There was still work to be had, Danos says, but the margins were much tighter, and customers could be picky about which companies they hired. Now, there’s not enough work for even the best performers.
“This year, even the good suppliers are going to suffer, and some of the good people are going to lose their jobs,” Danos says.
Danos says his company has a broad customer base and not much debt, and should be able to “scrap by with a little bit more than our fair share by really executing well.”
“We’re hopeful that we can continue to do what we did last year,” he says, “which is keep our heads above water, maintain our position, and stay in the game in a strong way for when it all turns around.”
Luquette says industry can still partner with university leadership even when the demand for graduates goes down by giving of time, advocating for technical jobs in the energy business, and explaining the cyclical nature of the industry. But Fathi Boukadi, head of the petroleum engineering department at UL-Lafayette, says he can barely hire teaching assistants because donations have dried up, and companies have stopped recruiting.

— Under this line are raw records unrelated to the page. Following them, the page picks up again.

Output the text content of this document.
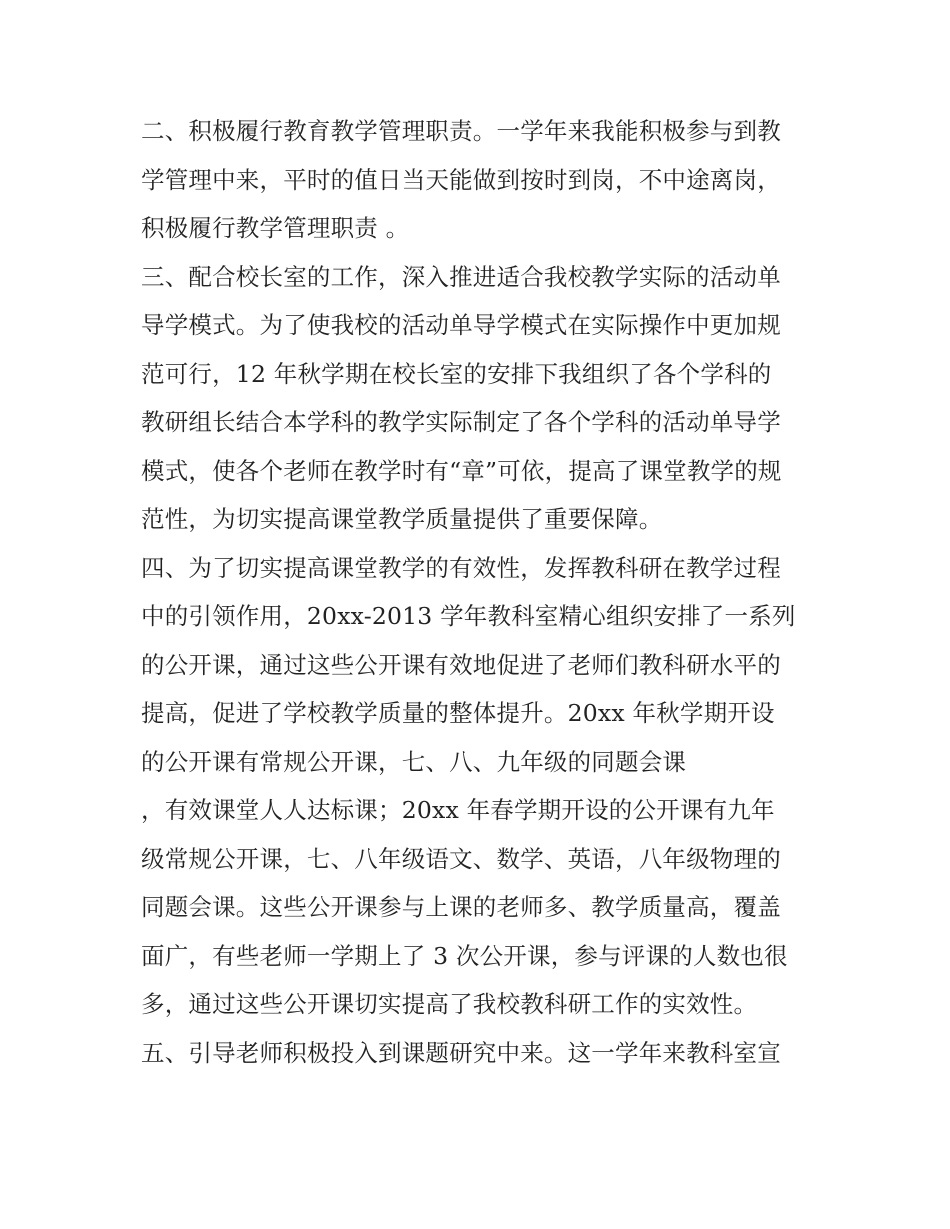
二、积极履行教育教学管理职责。一学年来我能积极参与到教
学管理中来，平时的值日当天能做到按时到岗，不中途离岗，
积极履行教学管理职责 。
三、配合校长室的工作，深入推进适合我校教学实际的活动单
导学模式。为了使我校的活动单导学模式在实际操作中更加规
范可行，12 年秋学期在校长室的安排下我组织了各个学科的
教研组长结合本学科的教学实际制定了各个学科的活动单导学
模式，使各个老师在教学时有“章”可依，提高了课堂教学的规
范性，为切实提高课堂教学质量提供了重要保障。
四、为了切实提高课堂教学的有效性，发挥教科研在教学过程
中的引领作用，20xx-2013 学年教科室精心组织安排了一系列
的公开课，通过这些公开课有效地促进了老师们教科研水平的
提高，促进了学校教学质量的整体提升。20xx 年秋学期开设
的公开课有常规公开课，七、八、九年级的同题会课
，有效课堂人人达标课；20xx 年春学期开设的公开课有九年
级常规公开课，七、八年级语文、数学、英语，八年级物理的
同题会课。这些公开课参与上课的老师多、教学质量高，覆盖
面广，有些老师一学期上了 3 次公开课，参与评课的人数也很
多，通过这些公开课切实提高了我校教科研工作的实效性。
五、引导老师积极投入到课题研究中来。这一学年来教科室宣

Boukadi says companies are laying off a lot of people who are near retirement age and aren’t coming back, meaning they could be caught shorthanded when the market rebounds. He urges companies to still consider hiring college graduates, at a low salary or even part-time if necessary.

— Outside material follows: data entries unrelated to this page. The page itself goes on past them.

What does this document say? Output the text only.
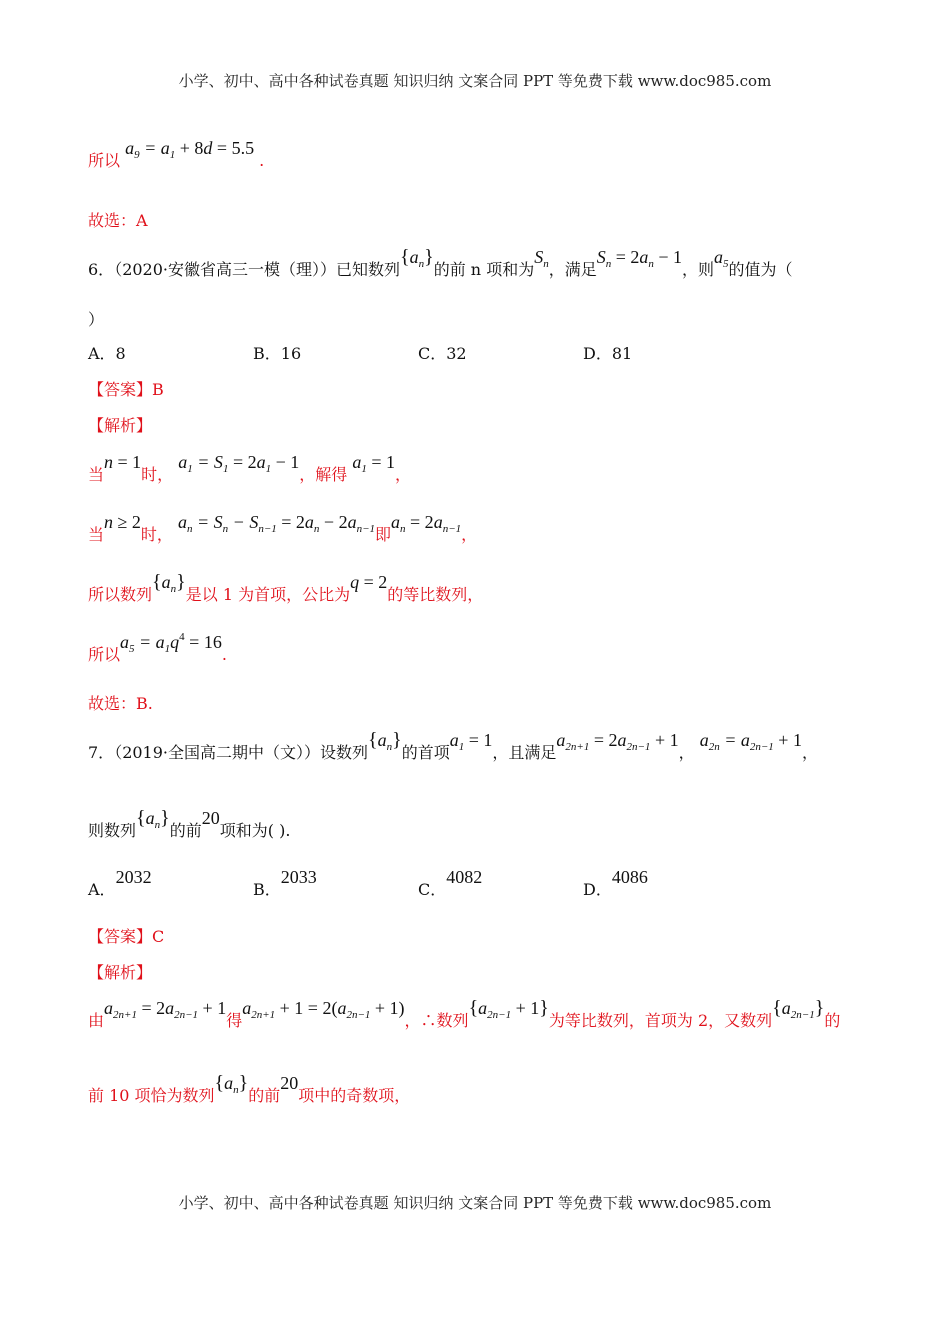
小学、初中、高中各种试卷真题 知识归纳 文案合同 PPT 等免费下载 www.doc985.com
所以 $a_9 = a_1 + 8d = 5.5$ .
故选：A
6．（2020·安徽省高三一模（理））已知数列$\{a_n\}$的前 n 项和为$S_n$，满足$S_n = 2a_n - 1$，则$a_5$的值为（
）
A．8	B．16	C．32	D．81
【答案】B
【解析】
当n = 1时， $a_1 = S_1 = 2a_1 - 1$，解得 $a_1 = 1$，
当n ≥ 2时， $a_n = S_n - S_{n-1} = 2a_n - 2a_{n-1}$即$a_n = 2a_{n-1}$，
所以数列$\{a_n\}$是以 1 为首项，公比为q = 2的等比数列，
所以$a_5 = a_1q^4 = 16$.
故选：B.
7．（2019·全国高二期中（文））设数列$\{a_n\}$的首项$a_1 = 1$，且满足$a_{2n+1} = 2a_{2n-1} + 1$， $a_{2n} = a_{2n-1} + 1$，
则数列$\{a_n\}$的前20项和为( ).
A．2032
B．2033
C．4082
D．4086
【答案】C
【解析】
由$a_{2n+1} = 2a_{2n-1} + 1$得$a_{2n+1} + 1 = 2(a_{2n-1} + 1)$，∴数列$\{a_{2n-1} + 1\}$为等比数列，首项为 2，又数列$\{a_{2n-1}\}$的
前 10 项恰为数列$\{a_n\}$的前20项中的奇数项，
小学、初中、高中各种试卷真题 知识归纳 文案合同 PPT 等免费下载 www.doc985.com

Boukadi says the price of oil could rebound as early as this summer, perhaps even reaching $60 by 2017. Some may see that as a wildly optimistic prediction, but who knows?
At this time last year, plenty of so-called experts thought prices would have rebounded to $70 or $80 by now, Briggs says. Maybe they’re wrong again.
“Right now, everyone’s saying we’re going to go to $20 oil,” Briggs says with a chuckle. “So maybe we’re going to be at $70 or $80 oil this time next year.”